Step 6: Start sketching the website

 

    You don’t need an expensive designer for that. You don’t even need a cheaper design as matter of fact. You are not creating beautiful images, or perfect text. You are just defining from what you learned on step 5 how things are flowing on your site. That automatically defines the menus you must have, the action buttons that should be prominent on the screen, what are the three or four clear divisions on the homepage that will address each of your personas. The biggest mistake I see on websites with regards to the distribution of information is to make everything of the same style or making everything of different styles. What you want is to highlight the 3-4 things you want the user to do next, but if you highlight too much on the same screen, the value of highlighting just got diminished. I learned that lesson back in the early 90s while doing Desktop Publishing work: If every paragraph in a text like this has 1 word in bold, the value of having anything in bold is gone.

 

 

Step 7: Layout, Text and graphics

 

    Now is the time to bring in the professionals. Hire a great web designer and great copywriter. Both are hard to find, but it’s absolutely worth having them. About designers, make sure he is a web designer, not a designer-designer. You want somebody that understand web, not somebody that is great at creating magazine ads, or posters, or videos. Designers are creative people. They understand beauty, symmetry, gestalt, etc. But the web is a tough medium with lots of limitations, accessibility and usability gotchas. Web designers have been through that before so they are less likely to give you a mockup that can’t be implemented.

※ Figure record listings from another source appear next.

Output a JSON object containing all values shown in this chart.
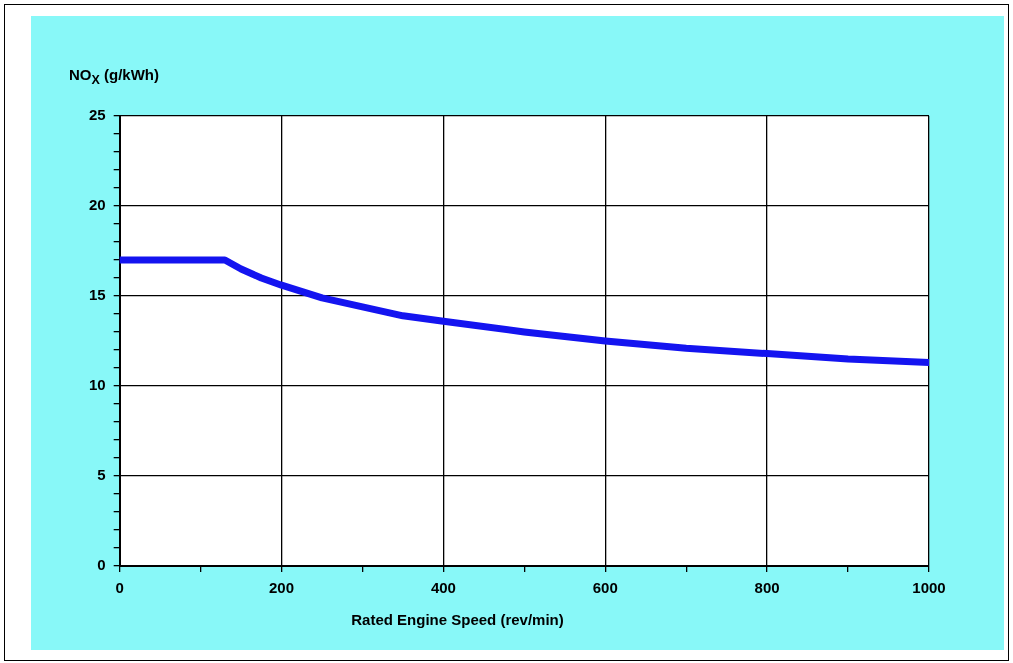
{
  "chart_data": {
    "type": "line",
    "ylabel": "NO$_{X}$ (g/kWh)",
    "xlabel": "Rated Engine Speed (rev/min)",
    "series": [
      {
        "color": "#1414f0",
        "x": [
          0,
          130,
          150,
          175,
          200,
          250,
          300,
          350,
          400,
          500,
          600,
          700,
          800,
          900,
          1000
        ],
        "values": [
          17.0,
          17.0,
          16.5,
          16.0,
          15.6,
          14.9,
          14.4,
          13.9,
          13.6,
          13.0,
          12.5,
          12.1,
          11.8,
          11.5,
          11.3
        ]
      }
    ],
    "xlim": [
      0,
      1000
    ],
    "xticks": [
      0,
      {
        "value": 100,
        "label": null
      },
      200,
      {
        "value": 300,
        "label": null
      },
      400,
      {
        "value": 500,
        "label": null
      },
      600,
      {
        "value": 700,
        "label": null
      },
      800,
      {
        "value": 900,
        "label": null
      },
      1000
    ],
    "ylim": [
      0,
      25
    ],
    "yticks": [
      0,
      {
        "value": 1,
        "label": null
      },
      {
        "value": 2,
        "label": null
      },
      {
        "value": 3,
        "label": null
      },
      {
        "value": 4,
        "label": null
      },
      5,
      {
        "value": 6,
        "label": null
      },
      {
        "value": 7,
        "label": null
      },
      {
        "value": 8,
        "label": null
      },
      {
        "value": 9,
        "label": null
      },
      10,
      {
        "value": 11,
        "label": null
      },
      {
        "value": 12,
        "label": null
      },
      {
        "value": 13,
        "label": null
      },
      {
        "value": 14,
        "label": null
      },
      15,
      {
        "value": 16,
        "label": null
      },
      {
        "value": 17,
        "label": null
      },
      {
        "value": 18,
        "label": null
      },
      {
        "value": 19,
        "label": null
      },
      20,
      {
        "value": 21,
        "label": null
      },
      {
        "value": 22,
        "label": null
      },
      {
        "value": 23,
        "label": null
      },
      {
        "value": 24,
        "label": null
      },
      25
    ],
    "grid": true,
    "legend": false,
    "marker": "none",
    "line_style": "solid"
  }
}
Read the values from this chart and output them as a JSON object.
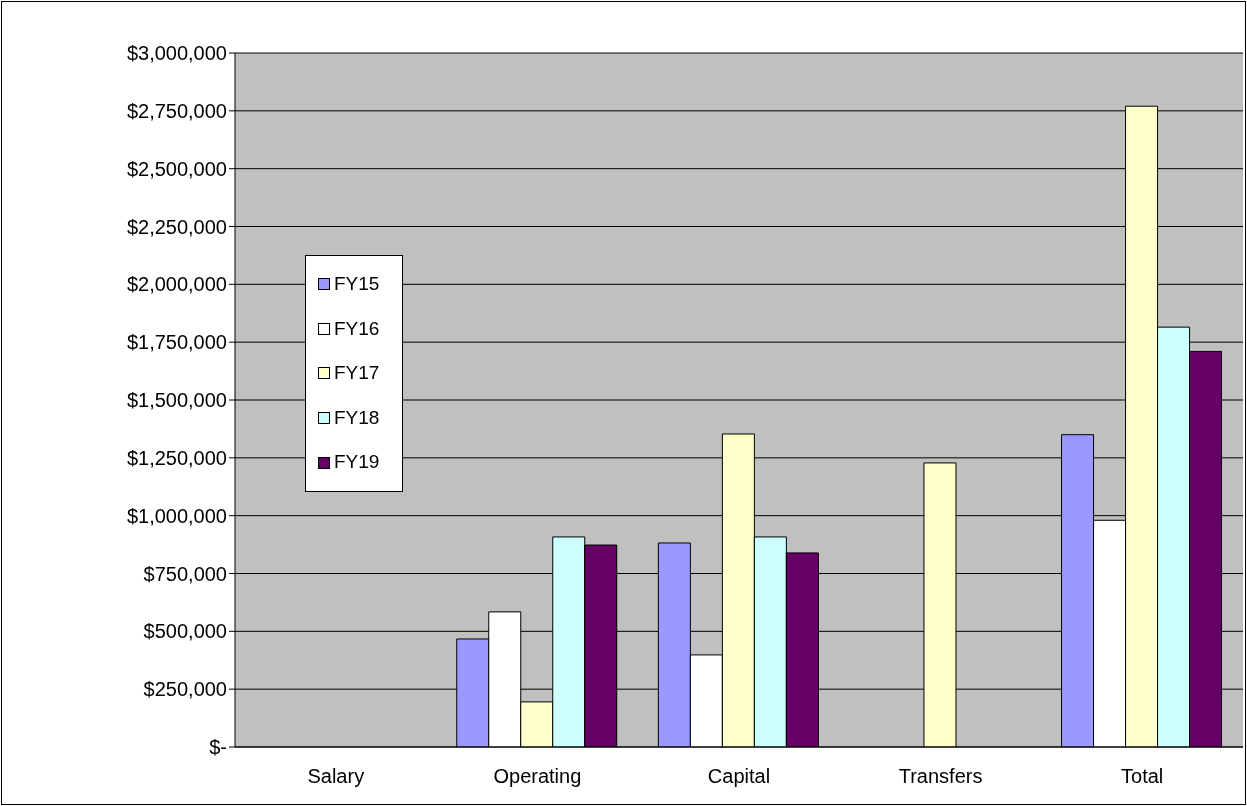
{
  "chart_data": {
    "type": "bar",
    "categories": [
      "Salary",
      "Operating",
      "Capital",
      "Transfers",
      "Total"
    ],
    "series": [
      {
        "name": "FY15",
        "color": "#9999ff",
        "values": [
          null,
          467000,
          882000,
          null,
          1350000
        ]
      },
      {
        "name": "FY16",
        "color": "#ffffff",
        "values": [
          null,
          584000,
          398000,
          null,
          980000
        ]
      },
      {
        "name": "FY17",
        "color": "#ffffcc",
        "values": [
          null,
          195000,
          1353000,
          1228000,
          2770000
        ]
      },
      {
        "name": "FY18",
        "color": "#ccffff",
        "values": [
          null,
          908000,
          908000,
          null,
          1815000
        ]
      },
      {
        "name": "FY19",
        "color": "#660066",
        "values": [
          null,
          873000,
          839000,
          null,
          1710000
        ]
      }
    ],
    "ylim": [
      0,
      3000000
    ],
    "yticks": [
      {
        "value": 0,
        "label": "$-"
      },
      {
        "value": 250000,
        "label": "$250,000"
      },
      {
        "value": 500000,
        "label": "$500,000"
      },
      {
        "value": 750000,
        "label": "$750,000"
      },
      {
        "value": 1000000,
        "label": "$1,000,000"
      },
      {
        "value": 1250000,
        "label": "$1,250,000"
      },
      {
        "value": 1500000,
        "label": "$1,500,000"
      },
      {
        "value": 1750000,
        "label": "$1,750,000"
      },
      {
        "value": 2000000,
        "label": "$2,000,000"
      },
      {
        "value": 2250000,
        "label": "$2,250,000"
      },
      {
        "value": 2500000,
        "label": "$2,500,000"
      },
      {
        "value": 2750000,
        "label": "$2,750,000"
      },
      {
        "value": 3000000,
        "label": "$3,000,000"
      }
    ],
    "grid": "y",
    "legend": "left"
  }
}
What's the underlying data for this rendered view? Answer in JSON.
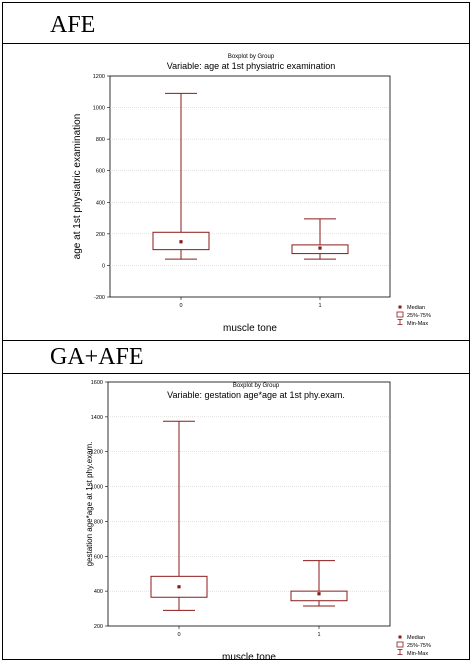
{
  "sections": [
    {
      "title": "AFE"
    },
    {
      "title": "GA+AFE"
    }
  ],
  "legend": {
    "median": "Median",
    "iqr": "25%-75%",
    "range": "Min-Max"
  },
  "colors": {
    "box": "#8b1a1a",
    "frame": "#000000"
  },
  "chart_data": [
    {
      "type": "boxplot",
      "suptitle": "Boxplot by Group",
      "title": "Variable: age at 1st physiatric examination",
      "xlabel": "muscle tone",
      "ylabel": "age at 1st physiatric examination",
      "ylim": [
        -200,
        1200
      ],
      "yticks": [
        "-200",
        "0",
        "200",
        "400",
        "600",
        "800",
        "1000",
        "1200"
      ],
      "categories": [
        "0",
        "1"
      ],
      "groups": [
        {
          "category": "0",
          "median": 150,
          "q1": 100,
          "q3": 210,
          "min": 40,
          "max": 1090
        },
        {
          "category": "1",
          "median": 110,
          "q1": 75,
          "q3": 130,
          "min": 40,
          "max": 295
        }
      ]
    },
    {
      "type": "boxplot",
      "suptitle": "Boxplot by Group",
      "title": "Variable: gestation age*age at 1st phy.exam.",
      "xlabel": "muscle tone",
      "ylabel": "gestation age*age at 1st phy.exam.",
      "ylim": [
        200,
        1600
      ],
      "yticks": [
        "200",
        "400",
        "600",
        "800",
        "1000",
        "1200",
        "1400",
        "1600"
      ],
      "categories": [
        "0",
        "1"
      ],
      "groups": [
        {
          "category": "0",
          "median": 425,
          "q1": 365,
          "q3": 485,
          "min": 290,
          "max": 1375
        },
        {
          "category": "1",
          "median": 385,
          "q1": 345,
          "q3": 400,
          "min": 315,
          "max": 575
        }
      ]
    }
  ]
}
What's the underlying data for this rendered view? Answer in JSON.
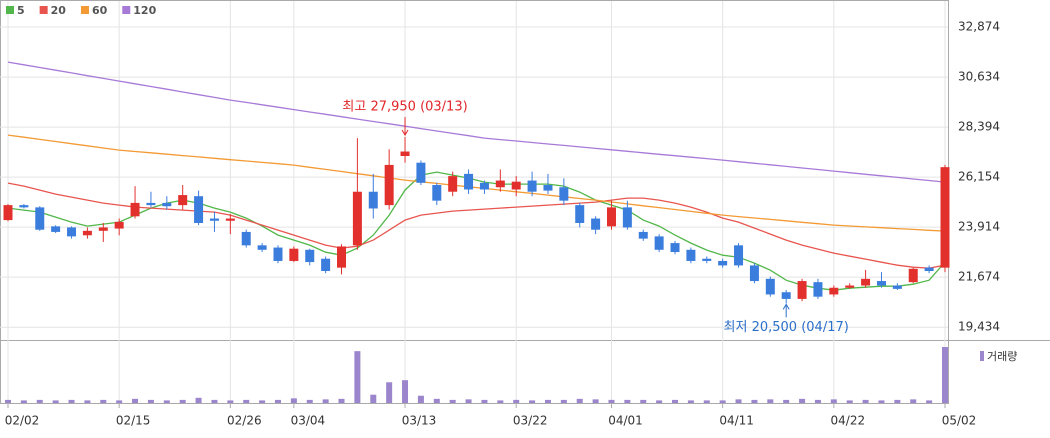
{
  "chart_data": {
    "type": "candlestick",
    "categories": [
      "02/02",
      null,
      null,
      null,
      null,
      null,
      null,
      "02/15",
      null,
      null,
      null,
      null,
      null,
      null,
      "02/26",
      null,
      null,
      null,
      "03/04",
      null,
      null,
      null,
      null,
      null,
      null,
      "03/13",
      null,
      null,
      null,
      null,
      null,
      null,
      "03/22",
      null,
      null,
      null,
      null,
      null,
      "04/01",
      null,
      null,
      null,
      null,
      null,
      null,
      "04/11",
      null,
      null,
      null,
      null,
      null,
      null,
      "04/22",
      null,
      null,
      null,
      null,
      null,
      null,
      "05/02"
    ],
    "open": [
      24230,
      24900,
      24800,
      23950,
      23900,
      23550,
      23750,
      23850,
      24400,
      25000,
      25000,
      24900,
      25300,
      24300,
      24200,
      23700,
      23100,
      23000,
      22400,
      22900,
      22500,
      22100,
      23100,
      25500,
      24900,
      27100,
      26800,
      25800,
      25500,
      26300,
      25900,
      25700,
      25600,
      26000,
      25800,
      25700,
      24900,
      24300,
      23950,
      24800,
      23700,
      23500,
      23200,
      22900,
      22500,
      22400,
      23100,
      22200,
      21600,
      21000,
      20700,
      21450,
      20900,
      21200,
      21300,
      21500,
      21300,
      21450,
      22100,
      22100
    ],
    "high": [
      24950,
      24950,
      24850,
      24000,
      23950,
      23900,
      24100,
      24300,
      25750,
      25500,
      25300,
      25800,
      25550,
      24600,
      24500,
      23800,
      23200,
      23100,
      23050,
      22950,
      22600,
      23150,
      27900,
      26300,
      27400,
      27950,
      26900,
      25900,
      26400,
      26500,
      26000,
      26500,
      26200,
      26400,
      26300,
      26100,
      25000,
      24400,
      25100,
      25100,
      23800,
      23600,
      23300,
      23000,
      22600,
      22500,
      23200,
      22300,
      21700,
      21100,
      21600,
      21600,
      21300,
      21400,
      22000,
      21900,
      21400,
      22100,
      22200,
      26700
    ],
    "low": [
      24180,
      24750,
      23750,
      23650,
      23400,
      23400,
      23250,
      23550,
      24300,
      24800,
      24700,
      24700,
      24000,
      23700,
      23600,
      23000,
      22800,
      22300,
      22350,
      22200,
      21850,
      21800,
      22900,
      24300,
      24700,
      26800,
      25800,
      24900,
      25300,
      25400,
      25400,
      25500,
      25300,
      25300,
      25400,
      24900,
      23900,
      23600,
      23800,
      23800,
      23300,
      22800,
      22700,
      22300,
      22300,
      22100,
      22100,
      21400,
      20800,
      20500,
      20600,
      20700,
      20800,
      21150,
      21200,
      21200,
      21100,
      21400,
      21850,
      21900
    ],
    "close": [
      24900,
      24800,
      23800,
      23700,
      23500,
      23750,
      23900,
      24150,
      25000,
      24900,
      24850,
      25350,
      24100,
      24200,
      24300,
      23100,
      22900,
      22400,
      22950,
      22350,
      21950,
      23050,
      25500,
      24750,
      26700,
      27300,
      25900,
      25100,
      26200,
      25600,
      25600,
      26000,
      25950,
      25500,
      25550,
      25100,
      24100,
      23800,
      24800,
      23900,
      23400,
      22900,
      22800,
      22400,
      22400,
      22200,
      22200,
      21500,
      20900,
      20700,
      21500,
      20800,
      21200,
      21300,
      21600,
      21300,
      21150,
      22050,
      21950,
      26600
    ],
    "up_color": "#e2312d",
    "down_color": "#3b7ddd",
    "volume": [
      300,
      250,
      300,
      250,
      300,
      250,
      300,
      250,
      400,
      300,
      250,
      300,
      500,
      300,
      250,
      300,
      250,
      300,
      450,
      300,
      350,
      400,
      5000,
      800,
      2000,
      2200,
      700,
      400,
      300,
      350,
      300,
      250,
      300,
      250,
      300,
      300,
      400,
      350,
      300,
      300,
      300,
      250,
      300,
      250,
      250,
      250,
      350,
      300,
      350,
      300,
      400,
      300,
      350,
      250,
      300,
      250,
      300,
      350,
      250,
      5400
    ],
    "volume_label": "거래량",
    "volume_color": "#9b85cc",
    "ma": [
      {
        "name": "5",
        "color": "#52b74a",
        "values": [
          24766,
          24676,
          24586,
          24362,
          24138,
          23959,
          24049,
          24138,
          24452,
          24766,
          24990,
          25124,
          24990,
          24766,
          24586,
          24318,
          23959,
          23556,
          23332,
          23108,
          22794,
          22660,
          22974,
          23556,
          24452,
          25572,
          26244,
          26378,
          26244,
          26110,
          25930,
          25841,
          25841,
          25841,
          25841,
          25751,
          25482,
          25124,
          24900,
          24676,
          24228,
          23959,
          23556,
          23198,
          22884,
          22660,
          22570,
          22302,
          21988,
          21540,
          21316,
          21182,
          21092,
          21182,
          21226,
          21271,
          21271,
          21361,
          21540,
          22346
        ]
      },
      {
        "name": "20",
        "color": "#e8554f",
        "values": [
          25886,
          25751,
          25572,
          25393,
          25258,
          25124,
          24990,
          24900,
          24810,
          24766,
          24721,
          24676,
          24631,
          24586,
          24452,
          24228,
          24004,
          23780,
          23556,
          23332,
          23108,
          22974,
          23063,
          23332,
          23780,
          24228,
          24452,
          24542,
          24631,
          24676,
          24721,
          24766,
          24810,
          24855,
          24900,
          24945,
          24990,
          25034,
          25124,
          25214,
          25214,
          25124,
          24990,
          24810,
          24586,
          24318,
          24138,
          23870,
          23601,
          23332,
          23108,
          22929,
          22750,
          22615,
          22481,
          22346,
          22212,
          22122,
          22078,
          22212
        ]
      },
      {
        "name": "60",
        "color": "#f39a35",
        "values": [
          28036,
          27940,
          27844,
          27748,
          27652,
          27556,
          27460,
          27364,
          27303,
          27242,
          27181,
          27120,
          27059,
          26997,
          26936,
          26875,
          26814,
          26753,
          26692,
          26596,
          26500,
          26404,
          26308,
          26212,
          26116,
          26020,
          25945,
          25871,
          25796,
          25721,
          25647,
          25572,
          25497,
          25423,
          25348,
          25273,
          25199,
          25124,
          25040,
          24956,
          24872,
          24788,
          24704,
          24620,
          24536,
          24452,
          24388,
          24324,
          24260,
          24196,
          24132,
          24068,
          24004,
          23966,
          23927,
          23889,
          23850,
          23812,
          23774,
          23735
        ]
      },
      {
        "name": "120",
        "color": "#a77ad8",
        "values": [
          31306,
          31184,
          31063,
          30941,
          30819,
          30698,
          30576,
          30455,
          30333,
          30212,
          30090,
          29968,
          29847,
          29725,
          29604,
          29498,
          29391,
          29285,
          29178,
          29072,
          28966,
          28859,
          28753,
          28646,
          28540,
          28433,
          28327,
          28221,
          28114,
          28008,
          27901,
          27835,
          27770,
          27704,
          27638,
          27573,
          27507,
          27441,
          27376,
          27310,
          27244,
          27178,
          27113,
          27047,
          26982,
          26916,
          26846,
          26775,
          26705,
          26634,
          26564,
          26494,
          26423,
          26353,
          26282,
          26212,
          26142,
          26071,
          26001,
          25930
        ]
      }
    ],
    "high_label": "최고 27,950 (03/13)",
    "low_label": "최저 20,500 (04/17)",
    "ylim": [
      18950,
      33190
    ],
    "yticks": [
      {
        "value": 19434,
        "label": "19,434"
      },
      {
        "value": 21674,
        "label": "21,674"
      },
      {
        "value": 23914,
        "label": "23,914"
      },
      {
        "value": 26154,
        "label": "26,154"
      },
      {
        "value": 28394,
        "label": "28,394"
      },
      {
        "value": 30634,
        "label": "30,634"
      },
      {
        "value": 32874,
        "label": "32,874"
      }
    ],
    "grid": true
  }
}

Copywriters are also great at making sure the right words are being used at the right places. If you can, hire a marketing firm to help with that, but if the price tag is too high you should hire a good copywriter. What you should never do is not get feedback on the text. Site owners tend to focus on the graphics and layout more than on the text while doing and asking for feedback.

 

 

Step 8: Go live, get feedback, repeat (free bonus step)

 

    This is what most people already know. You can only improve on something that already exists. So, put your website out there and bug your website customers for feedback. Forget about asking friends, family or colleagues. They might give you feedback that is completely wrong, although with very good intentions, and distract you from what is right.